Selasa, 21 Mei 2013

Tanam Mundur

Budaya jawa memiliki beberapa susunan kalimat yang biasa di singkat atau sering disebut dengna parikan. Salah satu parikan yang paling populer adalah Tandur, singkatan dari Tanam Mundur. Istilah ini digunakan untuk menggambarkan proses petani yang menanam padi atau jenis tanaman apapun di sawah dengan cara mundur dalam menanam. Jadi dimulai dari yang paling depan, lalu mundur ke belakang, alasanya adalah agar tanaman yang sudah ditanam sebelumnya tidak terinjak - injak. Sebenarnya ada makna dibalik itu, dengan menanam, maka orang terbiasa membentuk 90 derajat untuk proses menanam. Ini dilakukan oleh orang jawa sehingga jika bertemu orang yang lewat di depannya biasa mengucapkan "nyuwun sewu". Artinya buka meminta uang seribu, tapi ijin untuk lewat didepannya. Seperti itulah sekiranya budaya Tanam Mundur yang diterapkan oleh orang - orang jawa.

       ------------------------------------------------------------------------------

Photo and edit by : @andrihariini

Sabar cah :)

Pohon pisang sudah melebarkan sayap untuk berteduh para anyaman rumput kecil yang bergoyang. Matahari sudah menghilangkan penat yang sempat dipantulkan oleh bulan. Tanah sudah siap membuka aliran infiltrasinya untuk mengisi perut dari kelaparannya. Dan Bintang sudah mempersiapkan diri untuk memakai topi tani dan alat siram untuk mengisi liburannya. Tidak mengigau para raja jijik jika bertemu cacing atau bertarik suara jika bertemu gelombang air sungai, semua sudah dipersiapkan dengan baik oleh bunda Nety dan kak Bunga untuk berbagi kebahagian pagi ini. Semua sudah siap, tinggal tanggal kesibukan saja dan restu dari sang Pencipta Semesta.

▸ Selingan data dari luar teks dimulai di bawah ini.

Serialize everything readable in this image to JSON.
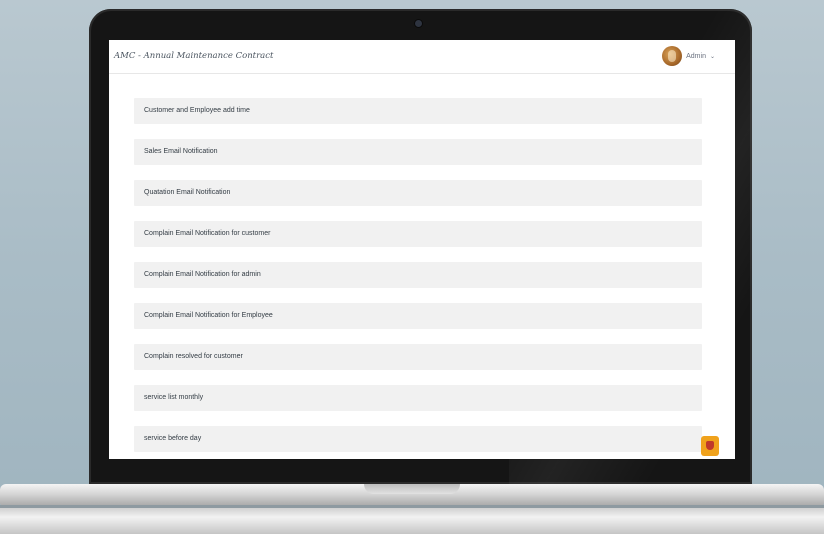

Semua mengadap ke selatan untuk mendapatkan bayangan dari Matahari, perlahan diajari untuk menyadari bahwa ada nyawa dibawah bayangan yang tergaris rapi. Perlahan tapi jelas semua menghadap ke arah bayangan lalu mendengarkan senyuman khas dari bunda Nety. Semua mengambil pacul mini, sekop mini, dan alat siram. Sebagian berputar pada kebahagian dengan kak Bunga untuk menyambut bibit hijau yang mengkilau karena tetesan embun. Belajar dari awal awan yang bermula dari A. Perlahan mereka dipertemukan dalam gundukan tanah basah bekas air mata bumi. Rasanya tidak asin, tapi hangat seolah ingin dipeloh oleh tanaman yang sudah di persiapkan oleh kawan - kawan Bintang. Semua ceria, semua bahagia, termasuk cacing bergeliat dan membungkuk karena kepanasan.

Hari ini belajar dari bawah untuk jongkong dan duduk. Semua untuk melihat apa yang selama ini jadi pijakan diri. Untuk berpijak, semua harus melihat grafitasi yang mengikat akar ini dan tidak untuk dipalingkan. Untuk di indahkan prosesnya dan hasilnya. Belajar Tanam Mundur untuk mengatur pola teratur. Bukan untuk membatasi, tapi untuk mengihasi, semua sudah di siapkan oleh kak Bunga dan bunda Nety.

Tanam Mundur berarti juga berbaris tegak menghendak yang bertindak. Berlaga untuk menghidupi nyawa dari cahaya di pencakar langit. Terang benderang untuk genderang di kotak pematang. Perlahan di peluknya tanah oleh logam tajam yang dibawa Bintang, tanah terus dirayu untuk berpindah tempat dan lebih dalam. Seraya meng-iya-kan, bibit tanaman yang sudah di bawa kawan - kawan pun mulai di tancapkan pada rayuan tanah. Perlahan dengan pasti mulai dikembalikan. Bintang memastikan bahwa rayuannya kali ini bukan gombal, bukan untuk meminta sesuatu seperti yang dilakukan dengan mama nya. Dia hanya berlatih untuk mengerti bahwa melihat akar yang diikat oleh grafitasi berarti harus merelakan untuk tidak berdiri. Mengerti bahwa dua lubang hidup setiap hari menjadi pintu tol bagi dinamo jantungnya. Semua mulai memahami ketika kak Bunga mecontohkan cara jujur terhadap tanah. Didampingi bunda Nety yang menjelaskan bahwa merayu tanah dan bertanggung jawab atas rayuan itu untuk diisi dengan tanaman berarti memperpanjang generasi, berarti pula berlatih untuk tunduk pada grafitasi, dan berarti pula untuk memahami cara permisi.